Les Géants Intelligents qui Croyaient
Il est crucial de noter que « Statistiquement Plus Intelligent » ne signifie pas « Sagesse » ou « Bonté ».
L’histoire est pleine de penseurs brillants de foi profonde. Saint Thomas d’Aquin, le géant philosophique médiéval dont les arguments continuent d’être étudiés dans les universités du monde entier, était un croyant ardent. Francis Collins, l’un des plus grands généticiens de l’histoire humaine qui a dirigé le Projet Génome Humain, est un chrétien évangélique profondément dévot. Georges Lemaître, le prêtre belge qui a d’abord proposé la théorie du Big Bang, était simultanément un scientifique de premier ordre et un homme d’église dévoué.
Ces individus ne sont pas des exceptions qui réfutent la tendance statistique ; ils illustrent que les statistiques de population ne peuvent jamais dicter ou prédire le résultat pour un individu spécifique. La corrélation statistique décrit des tendances, pas des destins.
Le Biais de Sélection dans la Recherche
Il faut également considérer les biais méthodologiques inhérents à cette recherche. La grande majorité des études ont été menées dans des sociétés occidentales, post-industrielles, à majorité chrétienne.

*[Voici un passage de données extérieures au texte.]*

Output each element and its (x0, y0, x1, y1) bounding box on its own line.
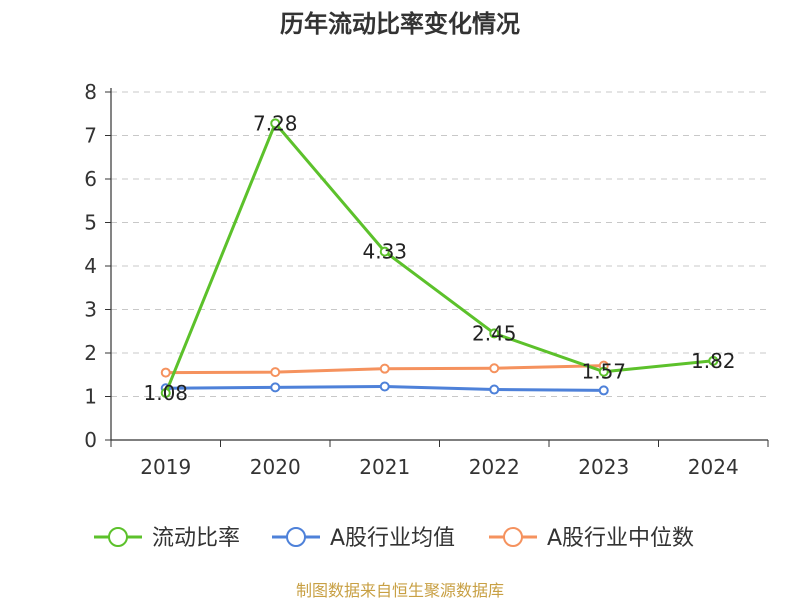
y-tick-label: 7 (84, 124, 97, 148)
x-tick-label: 2020 (250, 455, 301, 479)
data-label: 7.28 (253, 111, 298, 135)
x-tick-label: 2024 (688, 455, 739, 479)
data-label: 1.08 (143, 381, 188, 405)
x-tick-label: 2021 (359, 455, 410, 479)
data-label: 4.33 (362, 240, 407, 264)
y-tick-label: 8 (84, 80, 97, 104)
source-note: 制图数据来自恒生聚源数据库 (296, 581, 504, 600)
series-line (164, 121, 714, 394)
data-point (270, 367, 281, 378)
legend-label: A股行业中位数 (547, 526, 694, 551)
y-tick-label: 2 (84, 341, 97, 365)
data-label: 1.57 (581, 360, 626, 384)
data-point (160, 367, 171, 378)
data-point (489, 328, 500, 339)
data-point (379, 363, 390, 374)
data-point (598, 385, 609, 396)
axes: 0 1 2 3 4 5 6 7 8 2019 2020 2021 2022 2023 2024 (84, 80, 769, 479)
legend-marker (286, 527, 306, 547)
data-point (270, 382, 281, 393)
data-point (379, 381, 390, 392)
y-tick-label: 3 (84, 298, 97, 322)
data-point (379, 246, 390, 257)
x-tick-label: 2023 (578, 455, 629, 479)
data-point (489, 363, 500, 374)
y-tick-label: 4 (84, 254, 97, 278)
y-tick-label: 0 (84, 428, 97, 452)
legend-marker (503, 527, 523, 547)
grid-lines (111, 91, 768, 397)
legend-marker (108, 527, 128, 547)
data-point (160, 388, 171, 399)
data-label: 2.45 (472, 321, 517, 345)
legend-label: A股行业均值 (330, 526, 455, 551)
data-point (489, 384, 500, 395)
data-label: 1.82 (691, 349, 736, 373)
y-tick-label: 1 (84, 385, 97, 409)
data-point (270, 118, 281, 129)
y-tick-label: 5 (84, 211, 97, 235)
x-tick-label: 2022 (469, 455, 520, 479)
x-tick-label: 2019 (140, 455, 191, 479)
series-lines (160, 118, 719, 399)
chart-title: 历年流动比率变化情况 (280, 10, 520, 38)
data-point (708, 355, 719, 366)
legend-label: 流动比率 (152, 526, 240, 551)
data-labels: 1.08 7.28 4.33 2.45 1.57 1.82 (143, 111, 735, 405)
y-tick-label: 6 (84, 167, 97, 191)
data-point (598, 366, 609, 377)
legend: 流动比率 A股行业均值 A股行业中位数 (94, 526, 694, 551)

Les définitions de la « religiosité » et de l’« athéisme » varient considérablement selon les cultures. La corrélation observée pourrait en partie refléter des facteurs confondants liés à l’éducation, au niveau socio-économique ou à des variables culturelles spécifiques aux sociétés occidentales, plutôt que d’être une loi biologique universelle.
Conclusion
Il est crucial de noter que les données ne suggèrent pas une incompatibilité fondamentale entre foi et intelligence. Elles décrivent une tendance statistique dans une population — tendance qui admet de nombreuses et brillantes exceptions.
Cependant, les données révèlent une tendance claire. La capacité d’abstraction, d’analyse et de contournement des instincts évolutionnistes est corrélée avec un rejet du surnaturel.
Comme le dit l’ancien dicton : « La première gorgée du verre des sciences naturelles fera de vous un athée, mais au fond du verre, Dieu vous attend. »
Les données suggèrent cependant que la plupart des personnes à QI élevé préfèrent continuer à boire du verre de la science indéfiniment, satisfaites des mystères qu’elles peuvent résoudre, plutôt que ceux qu’elles doivent simplement accepter.